It's not that I'm socially inadequate. I just don't fit in, I muttered to myself, pushing away the lingering feeling of loneliness. I felt that often then, and still do now.
A misfit. An enigma. I read about the definitions of these words, and reluctantly placed them alongside my list-of-words-that-described-me.
I remember how, in Jr. High, my teacher was asking the class how we felt about women's rights. "Don't you care," her voice reverberated around the classroom, "about this?"

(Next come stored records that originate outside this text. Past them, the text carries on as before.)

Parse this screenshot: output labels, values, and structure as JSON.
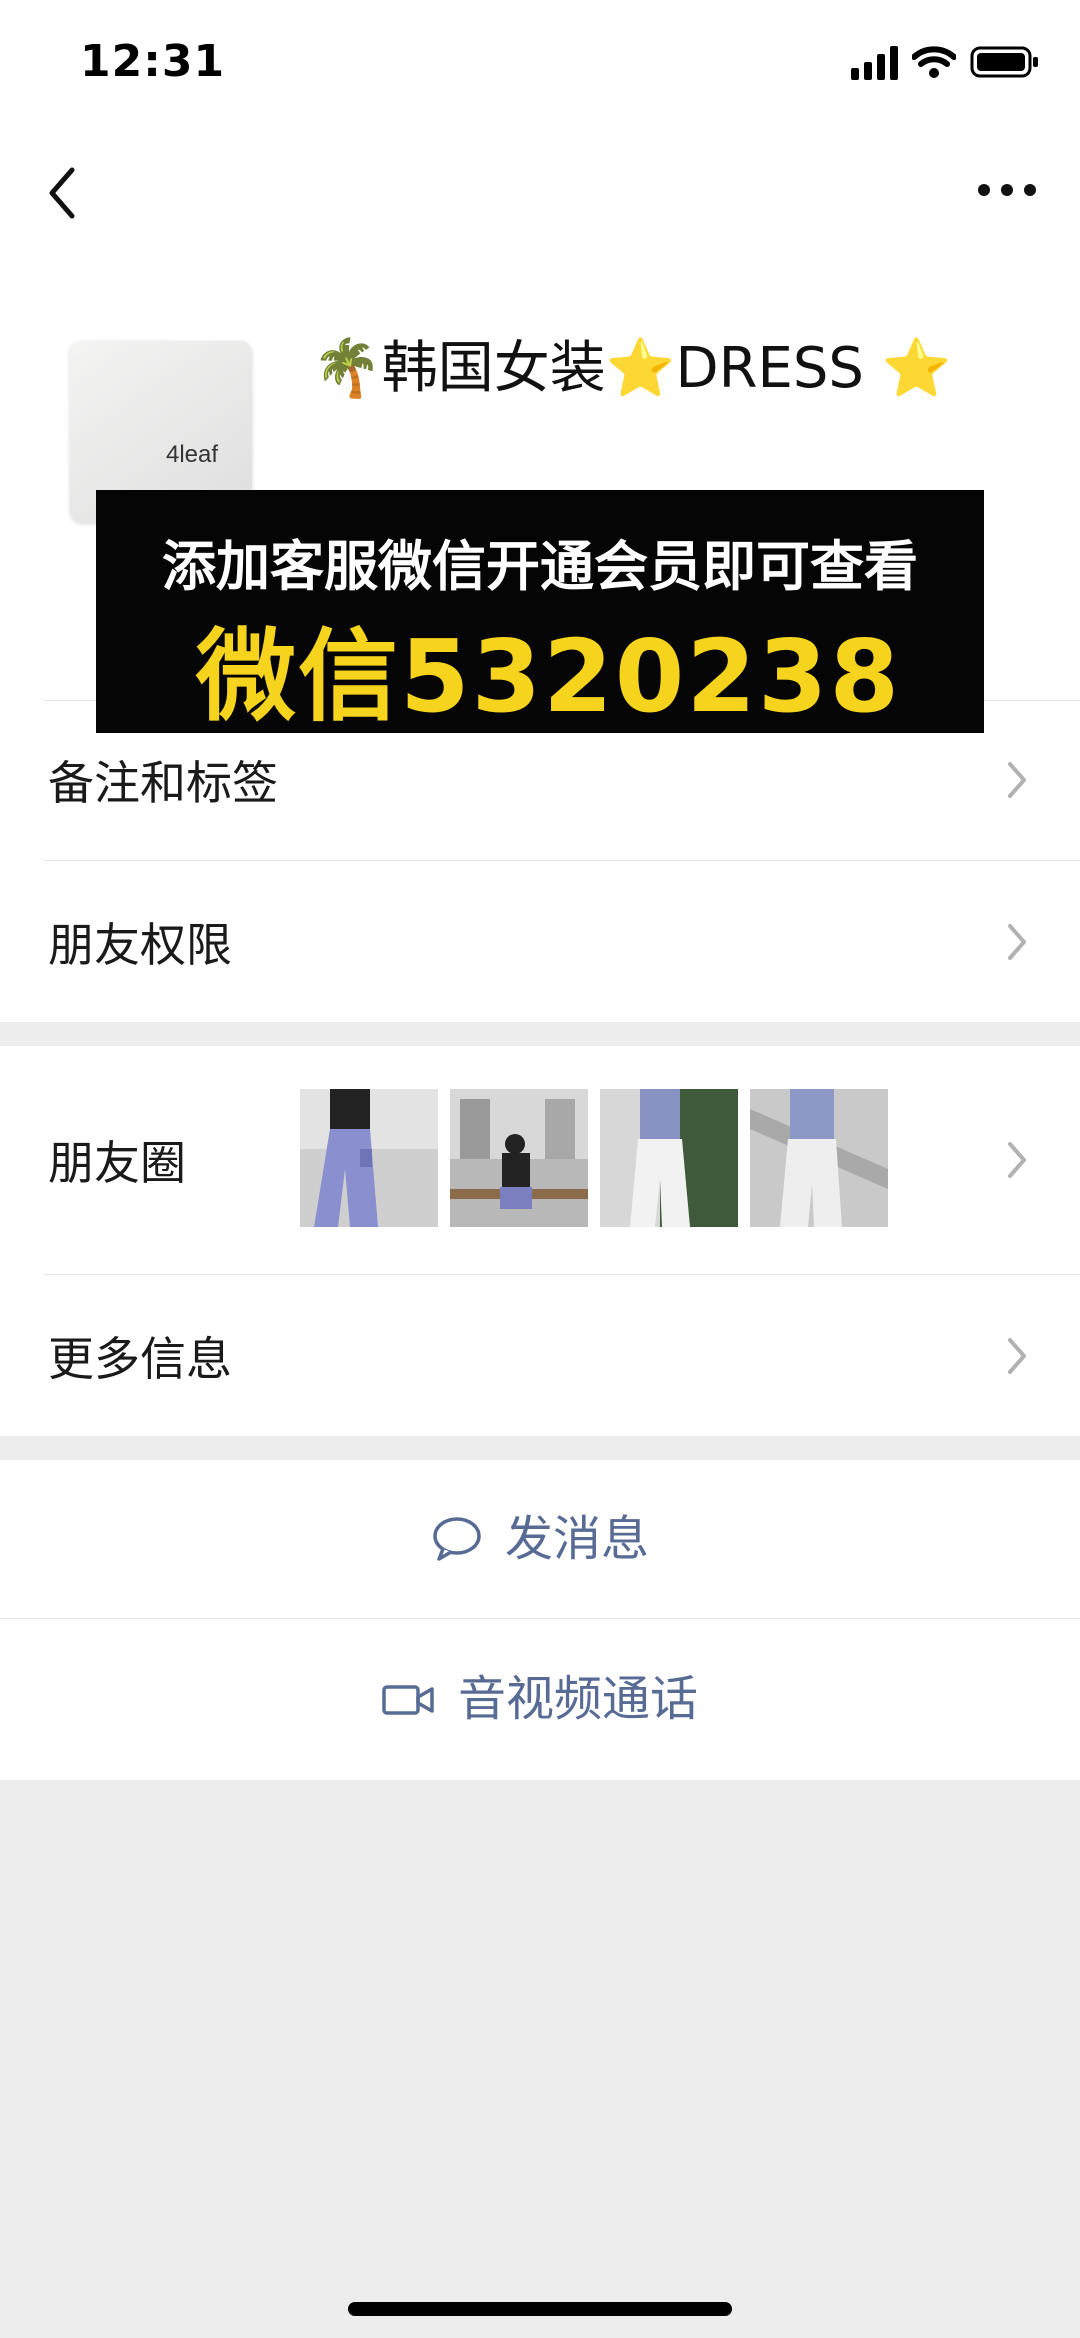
{
  "status_bar": {
    "time": "12:31"
  },
  "profile": {
    "name": "🌴韩国女装⭐DRESS ⭐",
    "avatar_text": "4leaf"
  },
  "promo": {
    "line1": "添加客服微信开通会员即可查看",
    "line2": "微信5320238"
  },
  "rows": {
    "remarks": "备注和标签",
    "permissions": "朋友权限",
    "moments": "朋友圈",
    "more_info": "更多信息"
  },
  "actions": {
    "message": "发消息",
    "call": "音视频通话"
  },
  "colors": {
    "link": "#576b95",
    "promo_yellow": "#f6d31c",
    "background": "#ededed"
  }
}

Alecia, beautiful, kind, smart, and stylish, shrugged her tanned shoulders. "Well I don't care...What does it have to do with me?" The other girls nodded their agreement in their silence, perhaps still wanting to chatter about how *fillintheblank's* date went last night, or about how cute *fillintheblank's* shoes looked today. They were the most popular girls in school, joining afterschool sports, setting the latest trends, holding sleepovers, and always, always standing in the way of my locker as if I didn't exist. Everyone seemed to know them, no one could miss noticing them.
And it was here that I all too visibly noticed the drift in between us. I sat near the back of the class, on the other side of the room. My hands neatly folded into themselves, my white blouse without a speck of dirt, and my feminist viewpoints tucked away into the innermost corners of my mind. I just didn't fit in here.
And as life would have it, I would never fit in. Anywhere.
Silence answered my questions. The sounds of my footsteps echoing around me would be the music to my path; a path perhaps unoften tread upon, for no one could ever seem to understand me, for all of my contradictions; for all that I was worth. I do not know if it was a matter of circumstance that I am this way, or if it was because I chose to be this way that makes me different, but I can say this:
If I cannot find a path, I will pave one.
For those who so lovingly imprinted into me a piece of their world and their dreams, I will stay true to myself; my values. With or without you, I will march to the beat of a different drum if I have to. Oh yes I will, and I dare.